The last thing most universities want to do at present is to hire more instructors in the humanities and social sciences, even if doing so is what the ongoing radical shifts in the educational landscape caused by the rise of AI may demand. Instead, they are rushing to integrate AI into their operations in countless ways, funneling more and more of their precious funds to the same tech companies that are so deeply undercutting their principal mission.
You may already see, dear reader, where this whole absurd process could well end up. I can already imagine some bright, ambitious sub-dean somewhere proposing the idea. To defeat AI, why not introduce comprehensive oral examinations administered by… AI?
At that point, I quit.


As someone who has been working the problem of transactional attitudes towards school since before ChatGPT appeared I'm deeply sympathetic to these challenges. We know that students need to do the actual stuff or nothing is going to be learned.
But as you intuit, things like policing LLM use or oral exams or all in-person writing all run up against downsides that, really, are unacceptable. In my view, the only route towards a solution is to move away from the framework of "schooling" and toward a root-level examination of the experiences of "learning." Because I am old and have written and taught writing for decades, I "know" that the struggle of learning is the point, but students at elite universities especially have been working inside a system that privileges achievement and optimization. The hard part is that we can't force the struggle on students through simply being more punitive. They have to opt-in, but to do so they have to be helped to understand what the struggle entails, how it's meaningful, how to manage it, and perhaps most importantly, they have to be given experiences that they believe are worth doing - rather than outsourcing - and then we have to assess them in ways that genuinely value the struggle.
I've done something like 60 talks and workshops exploring this challenge over the last 2+ years at institutions all across the country and up and down the latter of selectivity/prestige, and I can report that there is great progress to be made, but also, the challenge appears to be hardest at places like Princeton because of the way prestige and achievement drive the culture.

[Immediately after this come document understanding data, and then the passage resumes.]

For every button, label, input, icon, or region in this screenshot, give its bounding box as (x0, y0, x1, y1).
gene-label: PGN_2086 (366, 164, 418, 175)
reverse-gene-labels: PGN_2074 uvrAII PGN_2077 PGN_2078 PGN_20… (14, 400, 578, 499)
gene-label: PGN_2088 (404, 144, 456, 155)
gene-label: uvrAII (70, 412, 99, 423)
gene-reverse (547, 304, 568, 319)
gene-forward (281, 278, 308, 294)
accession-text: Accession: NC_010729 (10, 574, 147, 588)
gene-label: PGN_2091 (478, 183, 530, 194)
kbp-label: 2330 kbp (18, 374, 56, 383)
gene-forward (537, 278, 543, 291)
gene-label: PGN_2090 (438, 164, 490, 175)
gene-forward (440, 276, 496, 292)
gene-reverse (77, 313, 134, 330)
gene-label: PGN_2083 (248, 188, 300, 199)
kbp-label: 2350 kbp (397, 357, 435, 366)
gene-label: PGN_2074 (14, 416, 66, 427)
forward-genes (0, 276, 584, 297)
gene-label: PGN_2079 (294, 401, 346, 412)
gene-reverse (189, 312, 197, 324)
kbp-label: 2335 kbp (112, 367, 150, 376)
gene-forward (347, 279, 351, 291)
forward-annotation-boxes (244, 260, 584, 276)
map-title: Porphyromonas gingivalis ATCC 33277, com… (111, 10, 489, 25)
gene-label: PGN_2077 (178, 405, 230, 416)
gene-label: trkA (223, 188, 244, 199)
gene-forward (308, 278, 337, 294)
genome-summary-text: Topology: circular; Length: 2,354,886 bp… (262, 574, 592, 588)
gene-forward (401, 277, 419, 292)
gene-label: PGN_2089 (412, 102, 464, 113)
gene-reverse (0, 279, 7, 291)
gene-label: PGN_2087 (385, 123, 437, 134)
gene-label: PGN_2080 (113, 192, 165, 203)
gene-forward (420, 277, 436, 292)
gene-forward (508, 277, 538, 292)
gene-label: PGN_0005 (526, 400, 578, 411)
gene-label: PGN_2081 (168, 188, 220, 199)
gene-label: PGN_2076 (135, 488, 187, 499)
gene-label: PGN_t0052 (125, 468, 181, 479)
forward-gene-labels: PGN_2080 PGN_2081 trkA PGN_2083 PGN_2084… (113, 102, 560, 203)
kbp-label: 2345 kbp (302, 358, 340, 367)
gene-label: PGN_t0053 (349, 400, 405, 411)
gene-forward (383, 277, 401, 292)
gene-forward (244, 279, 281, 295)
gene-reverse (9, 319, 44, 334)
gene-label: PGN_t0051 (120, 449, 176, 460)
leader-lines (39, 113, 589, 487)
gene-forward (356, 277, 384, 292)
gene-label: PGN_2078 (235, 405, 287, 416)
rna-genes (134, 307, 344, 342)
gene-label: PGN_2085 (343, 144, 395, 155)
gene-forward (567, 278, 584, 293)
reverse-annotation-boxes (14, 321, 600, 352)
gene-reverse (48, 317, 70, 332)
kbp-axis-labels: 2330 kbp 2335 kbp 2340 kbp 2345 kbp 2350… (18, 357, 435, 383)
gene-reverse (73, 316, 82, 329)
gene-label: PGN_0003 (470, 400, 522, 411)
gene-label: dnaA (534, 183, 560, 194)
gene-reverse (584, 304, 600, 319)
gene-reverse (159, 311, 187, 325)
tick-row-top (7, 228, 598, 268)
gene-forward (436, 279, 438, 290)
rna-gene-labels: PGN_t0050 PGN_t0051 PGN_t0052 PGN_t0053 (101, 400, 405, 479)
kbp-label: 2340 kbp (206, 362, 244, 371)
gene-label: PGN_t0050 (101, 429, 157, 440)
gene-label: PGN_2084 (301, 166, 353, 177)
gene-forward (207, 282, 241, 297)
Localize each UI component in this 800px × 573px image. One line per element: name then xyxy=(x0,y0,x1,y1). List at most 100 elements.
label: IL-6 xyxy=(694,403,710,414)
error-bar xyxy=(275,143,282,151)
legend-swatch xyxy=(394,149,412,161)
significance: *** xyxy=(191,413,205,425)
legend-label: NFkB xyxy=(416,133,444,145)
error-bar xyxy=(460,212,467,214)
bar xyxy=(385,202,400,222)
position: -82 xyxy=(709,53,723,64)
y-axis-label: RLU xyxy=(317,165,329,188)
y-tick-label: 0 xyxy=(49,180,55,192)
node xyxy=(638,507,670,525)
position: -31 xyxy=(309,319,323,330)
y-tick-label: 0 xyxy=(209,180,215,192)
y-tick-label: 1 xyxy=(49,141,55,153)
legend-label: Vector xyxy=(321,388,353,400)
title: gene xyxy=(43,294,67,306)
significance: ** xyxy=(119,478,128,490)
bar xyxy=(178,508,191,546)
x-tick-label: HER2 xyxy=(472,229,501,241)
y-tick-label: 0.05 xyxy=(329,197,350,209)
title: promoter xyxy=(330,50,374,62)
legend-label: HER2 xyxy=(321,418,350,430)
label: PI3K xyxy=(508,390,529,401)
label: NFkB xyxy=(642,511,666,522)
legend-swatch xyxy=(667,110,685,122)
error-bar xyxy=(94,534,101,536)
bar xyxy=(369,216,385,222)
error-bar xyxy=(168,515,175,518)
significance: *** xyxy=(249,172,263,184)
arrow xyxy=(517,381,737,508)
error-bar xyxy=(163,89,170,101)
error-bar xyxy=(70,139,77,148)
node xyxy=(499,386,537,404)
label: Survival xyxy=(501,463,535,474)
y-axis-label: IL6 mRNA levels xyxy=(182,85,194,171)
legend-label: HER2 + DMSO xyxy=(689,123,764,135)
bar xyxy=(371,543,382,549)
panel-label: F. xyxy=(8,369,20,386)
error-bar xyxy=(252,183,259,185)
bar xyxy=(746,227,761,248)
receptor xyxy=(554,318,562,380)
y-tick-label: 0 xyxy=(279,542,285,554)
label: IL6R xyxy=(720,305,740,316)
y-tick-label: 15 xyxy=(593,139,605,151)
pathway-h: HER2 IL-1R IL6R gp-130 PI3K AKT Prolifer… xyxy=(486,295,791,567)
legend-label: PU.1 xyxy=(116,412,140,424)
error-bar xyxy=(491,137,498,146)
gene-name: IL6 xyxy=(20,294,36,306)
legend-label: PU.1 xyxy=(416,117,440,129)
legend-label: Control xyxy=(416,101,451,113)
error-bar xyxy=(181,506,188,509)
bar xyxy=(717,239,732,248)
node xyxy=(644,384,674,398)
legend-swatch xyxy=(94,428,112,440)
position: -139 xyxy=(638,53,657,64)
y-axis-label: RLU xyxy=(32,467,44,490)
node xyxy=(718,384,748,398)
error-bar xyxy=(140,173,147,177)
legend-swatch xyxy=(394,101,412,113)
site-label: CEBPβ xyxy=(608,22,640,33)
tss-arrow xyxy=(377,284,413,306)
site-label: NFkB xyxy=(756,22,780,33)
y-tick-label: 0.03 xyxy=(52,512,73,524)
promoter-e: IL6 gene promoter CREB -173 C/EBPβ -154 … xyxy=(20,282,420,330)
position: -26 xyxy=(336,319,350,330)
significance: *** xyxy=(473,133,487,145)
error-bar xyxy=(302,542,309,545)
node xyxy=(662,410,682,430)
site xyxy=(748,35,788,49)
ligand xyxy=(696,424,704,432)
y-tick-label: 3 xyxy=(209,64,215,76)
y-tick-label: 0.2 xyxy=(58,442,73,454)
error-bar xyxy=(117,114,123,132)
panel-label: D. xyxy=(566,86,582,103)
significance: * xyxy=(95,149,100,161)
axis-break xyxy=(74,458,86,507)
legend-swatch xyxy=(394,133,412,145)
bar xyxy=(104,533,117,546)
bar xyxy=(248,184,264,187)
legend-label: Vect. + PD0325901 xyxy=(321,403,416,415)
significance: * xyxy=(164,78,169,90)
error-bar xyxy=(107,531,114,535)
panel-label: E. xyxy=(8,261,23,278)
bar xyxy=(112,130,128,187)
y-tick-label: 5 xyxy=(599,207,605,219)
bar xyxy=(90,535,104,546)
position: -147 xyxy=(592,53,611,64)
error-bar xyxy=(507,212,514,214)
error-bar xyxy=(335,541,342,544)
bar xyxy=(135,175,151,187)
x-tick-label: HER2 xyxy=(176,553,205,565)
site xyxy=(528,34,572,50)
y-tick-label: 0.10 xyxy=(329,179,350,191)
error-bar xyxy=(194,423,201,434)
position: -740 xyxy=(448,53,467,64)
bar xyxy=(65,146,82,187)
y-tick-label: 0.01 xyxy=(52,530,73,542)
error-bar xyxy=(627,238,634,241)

One of the best skills you develop in the humanities is the ability to write. Researching and writing longer papers was extremely valuable in my later career as a lawyer. Moreover, reading quality writing from others teaches you how to write better yourself.
I understand the need to stamp out cheating, but would hate to see all term papers eliminated.
University administrators need to place severe consequences on those who cheat. A few expulsions might send the right message.